Deathprod's album trilogy (in bundle), gatefold cover with Japanese obi pressed on 180g vinyl. Based in Oslo, Norway, composer Helge Sten has been crafting this music since the early 90s, a deeply atmospheric, grainy minimalism that slows time down and explores the very particles of sound itself. The Deathprod concept arose in 1991 when Sten realized his complex array of homemade electronics, samplers, sound processing and analogue effects – cumulatively known as the “Audio Virus” – could add a musical dimension above and beyond the merely technical. Almost obsolete samplers and playback devices distort and transform sounds into unrecognizable mutations of their former selves. The virus breeds layers of complex and overlapping sonic debris, creating a kind of cellular composition. Sten is a founder member of Norwegian improvising group Supersilent and has produced records by Motorpsycho, Susanna, Jenny Hval, Arve Henriksen and others. In 1998, alongside Biosphere, he electronically transformed the music of Norway’s leading contemporary composer, Arne Nordheim. More recently he composed music for Harry Partch’s legendary invented instruments for the Cologne based Ensemble Musikfabrik.Cut to vinyl by Rashad Becker at Dubplates and Mastering in Berlin, they form Deathprod’s complete official canon.
Treetop Drive
Originally released as a limited edition handmade cassette box, the three pieces Treetop Drive crystallized Deathprod’s specific method of composition, found sounds and textural layering. “Treetop Drive” 1-3 were recorded live in concert in 1993, direct to two track DAT tape at the Trondheim Academy of Fine Arts. They combine the precision of digital sampling, the unpredictability of homemade electronics, and the esoteric tape-echo sound of Hans Magnus Ryan (Motorpsycho)’s violin, defining a new space in which to perform and compose.
Existing in a void between the arts, contemporary music and alternative culture, Treetop Drive was completed with the realization “Towboat”, recorded at Audio Virus LAB in 1994 and released by the label Metal Art Disco later the same year. This audio restoration from an early 1994 master means the album has never sounded better.
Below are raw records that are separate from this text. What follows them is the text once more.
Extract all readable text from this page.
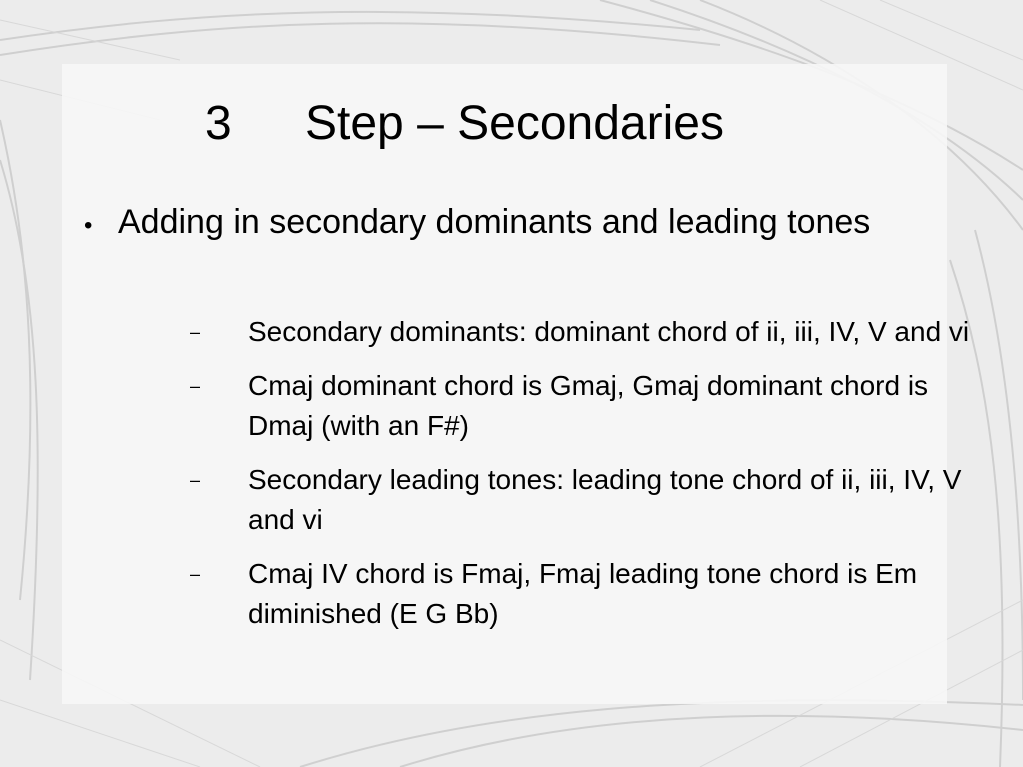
3 Step – Secondaries
• Adding in secondary dominants and leading tones
– Secondary dominants: dominant chord of ii, iii, IV, V and vi
– Cmaj dominant chord is Gmaj, Gmaj dominant chord is Dmaj (with an F#)
– Secondary leading tones: leading tone chord of ii, iii, IV, V and vi
– Cmaj IV chord is Fmaj, Fmaj leading tone chord is Em diminished (E G Bb)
Imaginary Songs from Tristan da Cunha
Tristan da Cunha in the South Atlantic is the world’s most remote island. If you want to visit for more than one day, you have to wait a year until the next boat arrives to pick you up. Imagining life in such a lonely and cut-off environment opens up a space for Deathprod’s yearning set of electronic SOS calls that are destined never to quite reach out through the airwaves. Violin by Ole Henrik Moe, who introduced Sten to the writings of a Norwegian expedition to the island in the 1930s, was recorded in the forest outside Oslo, manipulated and transferred to phonographic wax cylinders to give an extra dimension of decay. The final track on the album, “The Contraceptive Briefcase II”, was recorded live in concert by the Norwegian Broadcast Corporation (NRK), and features five vocalists, musical glasses, a musical saw, theremin and layered electronics. Originally released on CD in 500 copies in 1996, the album has been remastered in 24 bit / 96kHz high resolution audio from the original mix tapes.
Morals and Dogma
Morals And Dogma is a ritual. Ten years in the making, it contains four pieces, recorded between 1994 and 1997. This is Deathprod at full intensity, featuring an even more expansive and billowing sound as Sten transforms and blends the textures of violins, saw and harmonium. Pieces like “Dead Peoples Things” and “Tron” were revised numerous times, even though the very first versions of both were chosen for the final sequencing of the album. Both Ole Henrik Moe and Hans Magnus Ryan contribute with their unique approach to the violin, while Moe extends the metallic and textural qualities of “Cloudchamber”, utilizing a musical saw. The harmonium on “Orgone Donor’” was recorded direct to cassette by Hans Magnus Ryan, and later multi-tracked with dual violins at Audio Virus LAB. “Cloudchamber” is layered with electronic treatments of the decay and noise from a Maestro Echoplex tape-echo machine, and also lends it title from one of the beautifully crafted microtonal instruments of Harry Partch. First released on Rune Grammofon in 2004, this has been pressed from the 2004 original high resolution master.